Tell us about your city, how is life and graffiti there?
Brisbane has produced Sofles, Fintan Magee, Mik Shida, Lister, Reals, Meks and a whole bunch of other writers. Apart than that, it is what you make of it. A lot of people say it’s boring, but if you have a good group of hombre’s, it’s all CHEERS. What keeps you still writing? The need to do what I love.
What first made you interested in graffiti and how did you end up on that track?
My friend ‘Bokeh’ and I wanted to make a mark on a scene we didn’t really know anything about. We had both been interested in graffiti and art for a while and we decided to make a crew (if you can call 2 people a crew…). These were some of my favourite memories of doing graffiti. We set out with the intention of never doing individual pieces, just crewies. We did some stompers and we ended up turning some heads in our local area. We never told our friends who had already been doing pieces for a while. One of the coolest things was when they showed us one of our pieces without knowing that we had painted it. We began to get hate from the other crews our age and we loved it. I think ‘hate’ is definitely one of the main reasons why I got so hooked on graffiti. It’s almost motivational to know that people are going out of their way to write you a little hateful comment, or line your piece. How thoughtful of them 🙂 I always like to think of what their face would look like when they are doing it.
What trends are you seeing now in the graffiti world that you don’t like?
I can’t really hate on the ‘Graffiti Instagram revolution,’ because I wasn’t writing when it wasn’t around. I don’t really hate anything actually.
What do you do when you’re not painting?
Eat doritos, Skate, talk shit, travel, about to go to uni (maybe), draw illustrations. I keep graffiti pretty separate from my day to day life. For me it’s something that my friends outside of graffiti don’t need to know about.
How would you describe your style?
This is a good question. I don’t think I’ve found my ‘style’ yet. Although I’d like to think it’s pretty unique, I know it will progress and evolve into something that is a lot more in the future.

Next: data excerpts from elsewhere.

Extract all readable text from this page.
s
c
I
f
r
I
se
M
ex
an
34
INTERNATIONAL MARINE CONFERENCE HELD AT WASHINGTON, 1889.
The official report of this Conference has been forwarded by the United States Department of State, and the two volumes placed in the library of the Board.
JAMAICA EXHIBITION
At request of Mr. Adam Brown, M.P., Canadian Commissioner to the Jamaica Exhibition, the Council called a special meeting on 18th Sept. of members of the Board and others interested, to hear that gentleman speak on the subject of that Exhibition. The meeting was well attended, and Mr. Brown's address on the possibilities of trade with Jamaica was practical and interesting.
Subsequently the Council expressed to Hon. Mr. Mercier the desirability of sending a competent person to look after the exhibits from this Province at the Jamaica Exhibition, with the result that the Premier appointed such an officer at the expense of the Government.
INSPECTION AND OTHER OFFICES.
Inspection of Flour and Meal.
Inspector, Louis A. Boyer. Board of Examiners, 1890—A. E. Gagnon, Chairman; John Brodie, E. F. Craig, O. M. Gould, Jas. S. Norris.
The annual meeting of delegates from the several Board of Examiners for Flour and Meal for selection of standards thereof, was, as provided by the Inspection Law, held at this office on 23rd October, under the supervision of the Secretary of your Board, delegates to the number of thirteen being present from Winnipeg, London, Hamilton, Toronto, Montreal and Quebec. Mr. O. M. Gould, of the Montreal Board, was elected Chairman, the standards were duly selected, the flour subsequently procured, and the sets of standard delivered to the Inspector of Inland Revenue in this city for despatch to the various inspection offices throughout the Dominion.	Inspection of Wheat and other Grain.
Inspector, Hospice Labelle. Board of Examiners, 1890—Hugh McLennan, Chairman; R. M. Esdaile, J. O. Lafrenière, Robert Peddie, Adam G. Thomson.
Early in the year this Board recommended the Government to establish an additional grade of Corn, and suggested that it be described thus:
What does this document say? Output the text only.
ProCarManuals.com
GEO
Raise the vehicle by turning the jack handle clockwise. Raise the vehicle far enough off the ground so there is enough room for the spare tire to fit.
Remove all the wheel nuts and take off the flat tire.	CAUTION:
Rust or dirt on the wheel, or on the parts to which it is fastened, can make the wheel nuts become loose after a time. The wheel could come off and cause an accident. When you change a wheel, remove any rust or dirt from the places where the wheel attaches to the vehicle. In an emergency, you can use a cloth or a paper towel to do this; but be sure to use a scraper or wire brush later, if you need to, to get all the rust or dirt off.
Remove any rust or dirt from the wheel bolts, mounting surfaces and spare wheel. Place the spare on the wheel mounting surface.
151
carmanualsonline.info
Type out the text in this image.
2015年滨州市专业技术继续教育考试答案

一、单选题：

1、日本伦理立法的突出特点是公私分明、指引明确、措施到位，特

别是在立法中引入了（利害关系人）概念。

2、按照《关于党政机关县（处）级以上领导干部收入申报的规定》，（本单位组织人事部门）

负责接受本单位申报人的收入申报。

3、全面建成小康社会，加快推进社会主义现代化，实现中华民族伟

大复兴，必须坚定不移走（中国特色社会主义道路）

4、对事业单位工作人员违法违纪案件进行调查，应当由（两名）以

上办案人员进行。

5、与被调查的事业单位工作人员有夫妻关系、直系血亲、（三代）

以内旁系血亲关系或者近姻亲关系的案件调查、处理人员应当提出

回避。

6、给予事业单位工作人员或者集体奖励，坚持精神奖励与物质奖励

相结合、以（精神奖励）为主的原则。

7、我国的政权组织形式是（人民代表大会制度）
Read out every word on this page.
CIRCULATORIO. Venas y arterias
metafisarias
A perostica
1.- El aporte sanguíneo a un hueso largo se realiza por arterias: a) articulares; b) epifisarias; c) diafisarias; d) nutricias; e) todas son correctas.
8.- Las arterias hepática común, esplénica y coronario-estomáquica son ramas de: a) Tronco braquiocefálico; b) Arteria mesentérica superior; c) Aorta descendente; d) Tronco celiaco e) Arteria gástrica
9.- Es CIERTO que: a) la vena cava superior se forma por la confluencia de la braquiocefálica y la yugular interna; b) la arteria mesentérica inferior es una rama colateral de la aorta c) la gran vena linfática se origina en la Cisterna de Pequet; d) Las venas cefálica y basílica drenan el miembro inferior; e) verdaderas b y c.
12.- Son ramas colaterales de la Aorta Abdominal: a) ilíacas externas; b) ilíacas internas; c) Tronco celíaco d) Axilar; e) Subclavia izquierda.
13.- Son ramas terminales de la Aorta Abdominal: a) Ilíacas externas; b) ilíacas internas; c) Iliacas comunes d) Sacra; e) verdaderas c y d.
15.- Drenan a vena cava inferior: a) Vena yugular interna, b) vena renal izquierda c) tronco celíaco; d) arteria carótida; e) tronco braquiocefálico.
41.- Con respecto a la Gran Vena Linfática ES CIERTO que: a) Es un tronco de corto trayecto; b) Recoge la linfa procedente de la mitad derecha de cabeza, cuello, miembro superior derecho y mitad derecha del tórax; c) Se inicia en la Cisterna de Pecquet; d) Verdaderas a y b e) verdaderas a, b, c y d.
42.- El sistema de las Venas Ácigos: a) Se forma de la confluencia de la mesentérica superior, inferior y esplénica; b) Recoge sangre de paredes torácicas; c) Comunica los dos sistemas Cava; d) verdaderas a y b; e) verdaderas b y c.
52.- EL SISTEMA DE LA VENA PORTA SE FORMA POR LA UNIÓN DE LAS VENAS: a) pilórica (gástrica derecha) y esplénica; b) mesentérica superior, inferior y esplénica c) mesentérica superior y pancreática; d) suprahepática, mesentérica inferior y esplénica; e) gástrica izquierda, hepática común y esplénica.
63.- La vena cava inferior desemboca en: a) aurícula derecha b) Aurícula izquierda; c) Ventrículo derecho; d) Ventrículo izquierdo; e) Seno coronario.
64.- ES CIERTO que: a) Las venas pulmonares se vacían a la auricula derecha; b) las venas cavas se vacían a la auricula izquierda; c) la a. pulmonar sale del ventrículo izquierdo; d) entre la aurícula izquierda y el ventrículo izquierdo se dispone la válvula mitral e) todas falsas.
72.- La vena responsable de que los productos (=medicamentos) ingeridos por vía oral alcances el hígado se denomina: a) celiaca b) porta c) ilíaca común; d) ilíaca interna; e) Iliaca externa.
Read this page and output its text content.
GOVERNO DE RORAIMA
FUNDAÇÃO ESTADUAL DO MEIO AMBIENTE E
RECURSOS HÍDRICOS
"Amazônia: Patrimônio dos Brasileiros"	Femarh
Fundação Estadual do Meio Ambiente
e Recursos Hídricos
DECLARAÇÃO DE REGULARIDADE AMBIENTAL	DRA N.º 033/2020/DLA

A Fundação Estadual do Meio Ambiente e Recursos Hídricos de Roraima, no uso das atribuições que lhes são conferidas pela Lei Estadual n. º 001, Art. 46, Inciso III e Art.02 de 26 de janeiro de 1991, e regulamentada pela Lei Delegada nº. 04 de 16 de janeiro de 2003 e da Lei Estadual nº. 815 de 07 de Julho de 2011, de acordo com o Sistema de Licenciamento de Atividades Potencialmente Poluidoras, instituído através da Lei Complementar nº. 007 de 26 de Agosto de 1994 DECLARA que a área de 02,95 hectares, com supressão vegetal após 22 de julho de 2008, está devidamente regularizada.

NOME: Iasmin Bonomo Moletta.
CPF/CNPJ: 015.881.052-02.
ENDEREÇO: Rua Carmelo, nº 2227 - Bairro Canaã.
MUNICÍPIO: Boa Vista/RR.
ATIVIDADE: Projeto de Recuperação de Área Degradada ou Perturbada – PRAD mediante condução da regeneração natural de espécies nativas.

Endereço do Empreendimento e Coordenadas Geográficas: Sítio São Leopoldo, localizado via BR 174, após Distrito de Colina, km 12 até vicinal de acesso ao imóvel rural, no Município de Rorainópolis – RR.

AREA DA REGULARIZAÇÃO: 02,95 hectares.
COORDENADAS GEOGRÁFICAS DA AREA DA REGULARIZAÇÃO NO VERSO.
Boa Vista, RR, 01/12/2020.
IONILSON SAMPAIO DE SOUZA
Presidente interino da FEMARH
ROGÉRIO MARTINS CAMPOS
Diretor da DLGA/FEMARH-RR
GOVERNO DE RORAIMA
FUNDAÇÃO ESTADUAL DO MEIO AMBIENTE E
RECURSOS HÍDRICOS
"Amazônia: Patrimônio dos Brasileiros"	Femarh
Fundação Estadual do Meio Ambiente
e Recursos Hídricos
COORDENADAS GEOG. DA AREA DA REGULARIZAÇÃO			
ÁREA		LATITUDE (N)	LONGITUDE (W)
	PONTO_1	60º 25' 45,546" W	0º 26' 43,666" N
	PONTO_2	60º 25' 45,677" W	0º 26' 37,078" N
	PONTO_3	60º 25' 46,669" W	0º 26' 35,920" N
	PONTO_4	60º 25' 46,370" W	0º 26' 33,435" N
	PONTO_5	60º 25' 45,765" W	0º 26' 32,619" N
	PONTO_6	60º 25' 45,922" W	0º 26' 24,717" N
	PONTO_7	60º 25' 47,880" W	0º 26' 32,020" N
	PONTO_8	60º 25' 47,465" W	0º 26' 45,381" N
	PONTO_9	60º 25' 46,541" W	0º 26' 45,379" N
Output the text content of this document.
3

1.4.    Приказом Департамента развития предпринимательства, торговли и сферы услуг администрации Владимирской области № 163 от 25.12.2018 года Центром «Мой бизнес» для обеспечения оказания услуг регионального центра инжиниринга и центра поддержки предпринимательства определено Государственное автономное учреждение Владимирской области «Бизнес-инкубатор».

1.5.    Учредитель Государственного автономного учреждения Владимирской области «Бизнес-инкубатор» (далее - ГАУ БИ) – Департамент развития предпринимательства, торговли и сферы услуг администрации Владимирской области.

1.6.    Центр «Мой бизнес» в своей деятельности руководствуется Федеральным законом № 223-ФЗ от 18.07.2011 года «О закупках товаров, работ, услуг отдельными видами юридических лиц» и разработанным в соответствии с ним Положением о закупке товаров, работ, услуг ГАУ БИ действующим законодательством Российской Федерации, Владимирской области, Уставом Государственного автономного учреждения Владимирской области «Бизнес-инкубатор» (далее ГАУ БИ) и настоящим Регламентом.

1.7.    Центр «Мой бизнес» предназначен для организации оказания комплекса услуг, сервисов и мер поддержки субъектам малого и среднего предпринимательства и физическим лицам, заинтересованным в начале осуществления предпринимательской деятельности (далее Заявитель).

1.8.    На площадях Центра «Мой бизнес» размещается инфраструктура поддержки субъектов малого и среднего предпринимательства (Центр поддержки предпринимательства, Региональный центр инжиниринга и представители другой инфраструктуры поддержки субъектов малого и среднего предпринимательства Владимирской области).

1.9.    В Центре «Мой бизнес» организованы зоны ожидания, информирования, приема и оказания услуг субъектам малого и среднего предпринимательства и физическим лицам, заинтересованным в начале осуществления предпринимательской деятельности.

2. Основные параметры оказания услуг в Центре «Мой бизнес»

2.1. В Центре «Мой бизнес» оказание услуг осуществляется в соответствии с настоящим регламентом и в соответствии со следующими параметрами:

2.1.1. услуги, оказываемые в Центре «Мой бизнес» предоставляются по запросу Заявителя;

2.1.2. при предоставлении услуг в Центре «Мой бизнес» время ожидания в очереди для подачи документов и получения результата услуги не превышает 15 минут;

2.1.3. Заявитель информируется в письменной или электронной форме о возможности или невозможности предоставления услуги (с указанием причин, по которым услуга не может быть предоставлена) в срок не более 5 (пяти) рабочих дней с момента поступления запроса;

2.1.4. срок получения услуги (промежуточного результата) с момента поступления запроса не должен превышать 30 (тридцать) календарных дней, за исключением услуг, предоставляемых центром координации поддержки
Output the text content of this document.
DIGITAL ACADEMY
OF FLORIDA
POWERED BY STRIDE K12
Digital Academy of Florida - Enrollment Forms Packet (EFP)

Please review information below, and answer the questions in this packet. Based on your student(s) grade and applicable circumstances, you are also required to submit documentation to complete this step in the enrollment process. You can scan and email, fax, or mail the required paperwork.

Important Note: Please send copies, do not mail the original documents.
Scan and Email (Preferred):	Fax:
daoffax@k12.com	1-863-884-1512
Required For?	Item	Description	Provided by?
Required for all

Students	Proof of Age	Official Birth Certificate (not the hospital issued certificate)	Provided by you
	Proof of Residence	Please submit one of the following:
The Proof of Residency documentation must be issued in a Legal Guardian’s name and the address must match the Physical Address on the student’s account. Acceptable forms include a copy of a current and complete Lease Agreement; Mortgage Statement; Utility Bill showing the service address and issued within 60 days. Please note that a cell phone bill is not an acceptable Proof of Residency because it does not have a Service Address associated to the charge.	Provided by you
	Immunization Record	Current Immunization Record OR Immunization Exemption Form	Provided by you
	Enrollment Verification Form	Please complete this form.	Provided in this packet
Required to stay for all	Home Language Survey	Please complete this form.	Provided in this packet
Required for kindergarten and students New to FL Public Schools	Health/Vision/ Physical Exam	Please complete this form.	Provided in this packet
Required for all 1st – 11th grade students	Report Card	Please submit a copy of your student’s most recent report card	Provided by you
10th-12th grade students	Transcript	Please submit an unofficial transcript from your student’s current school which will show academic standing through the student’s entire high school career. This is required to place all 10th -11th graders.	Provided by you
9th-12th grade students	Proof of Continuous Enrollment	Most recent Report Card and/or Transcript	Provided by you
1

Can you remember the first piece you did?
Yepp, I’ve included it in the pictures. I think the sign off was something like, ‘Ready the cannons – shit’s about to go down….’ Future plans? Progress into a more legitimate artist.
Can you ever feel tired of graffiti?
Definitely. This is when I normally draw illustrations, or just take a break for a while.
What do you hope people will think and feel when they see your stuff?
I don’t really mind. As long as I’m happy with it, people can think what they want.
Website: I’m not worldwide enough for a website.